En el último momento, los guerrilleros avisan de que no podrán dar escolta al convoy hacia su primera meta, la estación de radio Omega, de los norteamericanos, a apenas siete kilómetros de la ciudad, pero situada en la zona donde en estos momentos se libran cruentos combates. "La decisión era difícil", relata el embajador Manuel de Luna. Tras un momento de duda, el convoy inicia la marcha. Ninguno de sus integrantes ignora que, en la situación de anarquía en que se desmorona Liberia, los bandos en lucha disparan a ciegas sobre todo lo que se mueve en su camino. Las convenciones internacionales carecen de sentido tanto para los militares gubernamentales drogados y borrachos como para los guerrilleros de nueve años que, ataviados con pelucas estrafalarias, las caras tiznadas de pinturas rituales y un amplio muestrario de amuletos de magia negra sobre el pecho, guardan los puestos de control adornados con calaveras.
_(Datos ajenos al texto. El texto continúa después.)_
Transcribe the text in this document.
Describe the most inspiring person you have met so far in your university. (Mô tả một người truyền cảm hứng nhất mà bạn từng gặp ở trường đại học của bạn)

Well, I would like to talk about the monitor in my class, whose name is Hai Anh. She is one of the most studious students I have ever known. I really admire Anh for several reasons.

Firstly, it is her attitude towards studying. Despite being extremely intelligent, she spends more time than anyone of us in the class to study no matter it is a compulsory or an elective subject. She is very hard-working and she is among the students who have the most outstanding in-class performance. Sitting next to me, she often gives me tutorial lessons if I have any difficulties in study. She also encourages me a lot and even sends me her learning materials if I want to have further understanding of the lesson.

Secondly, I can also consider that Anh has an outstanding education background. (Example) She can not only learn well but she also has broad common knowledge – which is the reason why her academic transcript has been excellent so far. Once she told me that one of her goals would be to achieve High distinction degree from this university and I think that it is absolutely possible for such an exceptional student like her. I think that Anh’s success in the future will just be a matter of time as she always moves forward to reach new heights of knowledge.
Verónica Cuenca, de 25 años, nacida en Monrovia y esposa del secretario de la embajada, Alberto Carnero, conduce el segundo de los vehículos del convoy. Una breve parada ante las embajadas alemana y suiza y otros 30 vehículos se unen al convoy. "En cuanto salimos de la residencia, vi muy claro que la muerte podía salimos al paso en cualquier momento", explica una vez a salvo en Freetown, la capital de Sierra Leona.
Como la mayoría de las más de cien personas que se hacinaban dentro de los muros de la residencia -entre extranjeros y liberianos-, hacía muchos días que no había salido al exterior. Los momentos de angustia que en los últimos tres días habían vivido, tendidos en el suelo de la cocina mientras los muros se extremecían bajo las bombas, no fueron más que un pequeño anticipo de la impresión que les produjo el escenario dantesco que ahora se abría ante ellos.
Líbano, un paraíso
"La guerra de Líbano era un paraíso al lado de lo que está ocurriendo en Monrovia", dice Carmen Ruiz Sayan, madrileña casada con un libanés, al recordar la visión de mujeres y niños esqueléticos que vagaban como zombis por las ruinas de la ciudad. Su afirmación no es una metáfora, ya que ella vivió en sus carnes los peores momentos del conflicto libanés como residente en Beirut hasta 1984.En su galería de horrores liberianos hay uno que jamás podrá olvidar: "El hedor de los cadáveres era tan fuerte que por algunas zonas no se podía pasar sin evitar vomitar. Los soldados que aún luchaban por las zonas que atravesamos disparaban indiscriminadamente. Una mujer se desplomó bajo las balas. Inmediatamente se abalanzaron sobre su cadáver los perros, que ahora andan en manadas, como lobos famélicos, y comenzaron a despedazar sus miembros y los del bebé que había quedado atrapado en el hatillo atado a la espalda de la madre", cuenta con poder evitar romper en sollozos.
"Tardamos tres horas y media en recorrer los siete kilómetros hasta Omega", explica Manuel de Luna. Una vez llegados a Paynesville, la zona donde comienza el territorio bajo el Firme control de la guerrilla de Taylor, creían que habían pasado lo peor. Muchos de los españoles, entre ellos el religioso Pedro García, habían sido testigos de las brutalidades de los soldados de la tribu krahn contra los miembros de la tribus guio y mano. La más terrible de las experiencias fue la matanza de 600 refugiados que los soldados gubernamentales realizaron en la vecina misión luterana.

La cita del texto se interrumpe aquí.